Pero el Florida ya llevaba mala estrella desde el principio. En enero de 1908, en plena ruta hacia Nueva York, colisionó con el Republic, un lujoso transatlántico de la White Star Line. El choque ocurrió a 250 millas de la costa estadounidense y fue uno de los peores de la época: murieron pasajeros en ambos barcos, y el Republic acabó hundido tras más de dos días de agonía.

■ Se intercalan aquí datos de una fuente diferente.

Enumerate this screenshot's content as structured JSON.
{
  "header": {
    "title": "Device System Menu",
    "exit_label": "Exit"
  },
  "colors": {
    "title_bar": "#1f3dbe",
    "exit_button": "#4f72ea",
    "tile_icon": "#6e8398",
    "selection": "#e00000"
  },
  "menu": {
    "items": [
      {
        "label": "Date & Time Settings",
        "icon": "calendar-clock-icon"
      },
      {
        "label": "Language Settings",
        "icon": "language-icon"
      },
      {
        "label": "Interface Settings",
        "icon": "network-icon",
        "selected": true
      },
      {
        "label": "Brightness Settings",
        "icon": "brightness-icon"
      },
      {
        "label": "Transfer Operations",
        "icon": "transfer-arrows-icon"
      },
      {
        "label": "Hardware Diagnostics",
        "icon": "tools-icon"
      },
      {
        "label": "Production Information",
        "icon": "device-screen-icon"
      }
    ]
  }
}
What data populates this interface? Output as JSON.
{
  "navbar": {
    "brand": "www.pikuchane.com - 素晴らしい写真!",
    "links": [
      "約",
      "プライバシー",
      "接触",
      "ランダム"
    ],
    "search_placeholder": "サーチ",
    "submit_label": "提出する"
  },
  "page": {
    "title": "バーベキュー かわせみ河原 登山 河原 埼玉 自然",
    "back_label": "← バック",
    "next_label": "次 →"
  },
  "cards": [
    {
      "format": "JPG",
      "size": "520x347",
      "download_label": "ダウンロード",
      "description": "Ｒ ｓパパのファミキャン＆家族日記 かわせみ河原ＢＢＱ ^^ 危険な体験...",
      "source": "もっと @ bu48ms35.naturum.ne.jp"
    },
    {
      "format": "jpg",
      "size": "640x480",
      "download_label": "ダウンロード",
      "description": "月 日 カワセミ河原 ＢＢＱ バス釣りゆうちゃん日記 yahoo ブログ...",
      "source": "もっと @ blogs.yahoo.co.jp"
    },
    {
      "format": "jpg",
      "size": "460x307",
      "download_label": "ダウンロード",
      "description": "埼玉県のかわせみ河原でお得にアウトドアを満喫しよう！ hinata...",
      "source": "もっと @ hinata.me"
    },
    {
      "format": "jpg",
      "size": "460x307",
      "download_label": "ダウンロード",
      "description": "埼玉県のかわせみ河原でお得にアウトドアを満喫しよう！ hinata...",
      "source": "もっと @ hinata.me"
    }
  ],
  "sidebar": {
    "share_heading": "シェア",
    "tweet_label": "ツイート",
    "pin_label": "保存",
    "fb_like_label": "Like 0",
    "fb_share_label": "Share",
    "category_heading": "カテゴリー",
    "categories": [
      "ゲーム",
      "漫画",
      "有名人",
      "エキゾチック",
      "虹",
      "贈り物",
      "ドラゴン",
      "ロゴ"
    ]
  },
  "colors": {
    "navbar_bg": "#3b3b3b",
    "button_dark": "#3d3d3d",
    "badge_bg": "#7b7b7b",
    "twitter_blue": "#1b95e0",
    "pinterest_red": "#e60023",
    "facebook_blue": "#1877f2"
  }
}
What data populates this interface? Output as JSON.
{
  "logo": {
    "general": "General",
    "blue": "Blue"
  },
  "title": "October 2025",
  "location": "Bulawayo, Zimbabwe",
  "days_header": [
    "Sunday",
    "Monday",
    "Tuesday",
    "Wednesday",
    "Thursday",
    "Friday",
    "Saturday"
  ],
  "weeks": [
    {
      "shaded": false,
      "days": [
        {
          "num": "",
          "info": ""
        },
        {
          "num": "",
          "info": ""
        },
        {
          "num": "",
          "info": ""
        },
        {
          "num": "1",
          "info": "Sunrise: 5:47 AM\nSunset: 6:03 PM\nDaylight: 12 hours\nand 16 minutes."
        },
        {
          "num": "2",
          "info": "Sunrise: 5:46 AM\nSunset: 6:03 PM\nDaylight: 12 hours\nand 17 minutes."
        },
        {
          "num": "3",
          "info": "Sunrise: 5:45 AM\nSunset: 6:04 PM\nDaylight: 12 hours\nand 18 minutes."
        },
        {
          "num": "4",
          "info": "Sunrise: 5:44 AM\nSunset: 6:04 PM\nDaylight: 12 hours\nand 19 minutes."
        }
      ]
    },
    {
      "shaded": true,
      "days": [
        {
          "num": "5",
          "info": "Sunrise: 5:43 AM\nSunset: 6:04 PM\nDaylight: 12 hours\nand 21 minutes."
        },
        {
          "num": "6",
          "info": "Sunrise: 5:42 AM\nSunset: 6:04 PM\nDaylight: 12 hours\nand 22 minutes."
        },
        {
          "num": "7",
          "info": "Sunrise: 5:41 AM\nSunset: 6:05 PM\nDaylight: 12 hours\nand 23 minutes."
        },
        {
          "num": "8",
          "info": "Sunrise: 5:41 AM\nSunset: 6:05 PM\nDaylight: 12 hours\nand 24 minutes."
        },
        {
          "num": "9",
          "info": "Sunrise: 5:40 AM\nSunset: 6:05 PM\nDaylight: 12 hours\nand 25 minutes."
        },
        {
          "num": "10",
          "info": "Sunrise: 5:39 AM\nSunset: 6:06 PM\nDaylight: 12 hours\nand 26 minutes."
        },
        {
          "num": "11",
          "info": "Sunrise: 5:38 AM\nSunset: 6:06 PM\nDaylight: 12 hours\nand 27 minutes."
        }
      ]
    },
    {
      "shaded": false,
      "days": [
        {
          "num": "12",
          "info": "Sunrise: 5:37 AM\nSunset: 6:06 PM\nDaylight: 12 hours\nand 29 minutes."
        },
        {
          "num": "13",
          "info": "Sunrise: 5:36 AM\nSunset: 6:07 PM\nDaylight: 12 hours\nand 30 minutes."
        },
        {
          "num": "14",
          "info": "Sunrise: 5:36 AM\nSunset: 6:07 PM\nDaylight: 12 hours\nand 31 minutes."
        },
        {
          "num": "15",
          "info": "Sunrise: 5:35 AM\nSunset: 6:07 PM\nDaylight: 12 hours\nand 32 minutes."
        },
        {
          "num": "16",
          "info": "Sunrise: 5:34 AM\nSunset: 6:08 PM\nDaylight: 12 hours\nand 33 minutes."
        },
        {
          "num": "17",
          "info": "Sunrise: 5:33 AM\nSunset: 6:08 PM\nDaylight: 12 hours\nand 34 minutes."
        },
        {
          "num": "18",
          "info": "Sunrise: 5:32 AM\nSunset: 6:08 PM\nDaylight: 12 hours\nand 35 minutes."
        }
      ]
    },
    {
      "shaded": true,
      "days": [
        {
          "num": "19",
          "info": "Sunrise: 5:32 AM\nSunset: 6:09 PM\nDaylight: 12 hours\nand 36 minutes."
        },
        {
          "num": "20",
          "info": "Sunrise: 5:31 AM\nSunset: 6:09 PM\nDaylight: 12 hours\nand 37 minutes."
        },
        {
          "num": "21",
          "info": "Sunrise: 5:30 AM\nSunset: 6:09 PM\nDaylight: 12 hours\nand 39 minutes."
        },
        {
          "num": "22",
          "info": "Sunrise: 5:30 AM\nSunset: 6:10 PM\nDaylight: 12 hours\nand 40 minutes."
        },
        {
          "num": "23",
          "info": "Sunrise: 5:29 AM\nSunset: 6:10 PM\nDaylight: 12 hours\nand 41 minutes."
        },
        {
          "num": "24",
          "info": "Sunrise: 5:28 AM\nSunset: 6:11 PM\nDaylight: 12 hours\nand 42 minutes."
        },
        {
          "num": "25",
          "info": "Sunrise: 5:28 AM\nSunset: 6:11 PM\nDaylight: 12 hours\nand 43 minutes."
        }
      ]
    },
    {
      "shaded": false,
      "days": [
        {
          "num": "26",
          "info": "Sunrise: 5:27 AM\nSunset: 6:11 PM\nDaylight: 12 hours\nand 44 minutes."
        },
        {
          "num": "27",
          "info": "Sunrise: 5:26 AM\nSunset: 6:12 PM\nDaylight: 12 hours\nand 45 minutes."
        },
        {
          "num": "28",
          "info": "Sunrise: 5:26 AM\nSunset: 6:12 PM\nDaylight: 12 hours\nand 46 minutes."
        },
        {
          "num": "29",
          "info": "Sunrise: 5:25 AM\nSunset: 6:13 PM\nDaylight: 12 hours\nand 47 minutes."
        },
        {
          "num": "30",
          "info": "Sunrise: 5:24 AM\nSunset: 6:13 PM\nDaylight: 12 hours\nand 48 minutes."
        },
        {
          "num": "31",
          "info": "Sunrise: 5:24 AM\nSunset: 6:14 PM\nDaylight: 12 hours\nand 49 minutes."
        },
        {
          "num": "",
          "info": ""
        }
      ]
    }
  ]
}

Fue también el primer gran rescate coordinado gracias a una señal de SOS enviada por radio, una innovación de la época. El Florida, con su proa destrozada, consiguió llegar a puerto. Tras meses de reparaciones en dique seco, fue rebautizado como Cavour. Pero ni el nombre nuevo pudo desviar su destino.
Un viaje final con las luces apagadas
Casi una década después, en plena Primera Guerra Mundial, el Cavour navegaba por el Mediterráneo cumpliendo una de sus rutas habituales. Transportaba 117 pasajeros y una tripulación que elevaba a 300 el total de personas a bordo. No era un barco de combate, pero en tiempos de guerra, hasta los vapores emigrantes podían ser objetivos.
El 12 de diciembre de 1917, el Cavour avanzaba con las luces apagadas, como dictaban las normas para evitar a los submarinos alemanes. A unas 20 millas del delta del Ebro, ocurrió lo impensable: chocó con uno de sus propios barcos escolta, el Caprera, un mercante artillado. El golpe fue letal.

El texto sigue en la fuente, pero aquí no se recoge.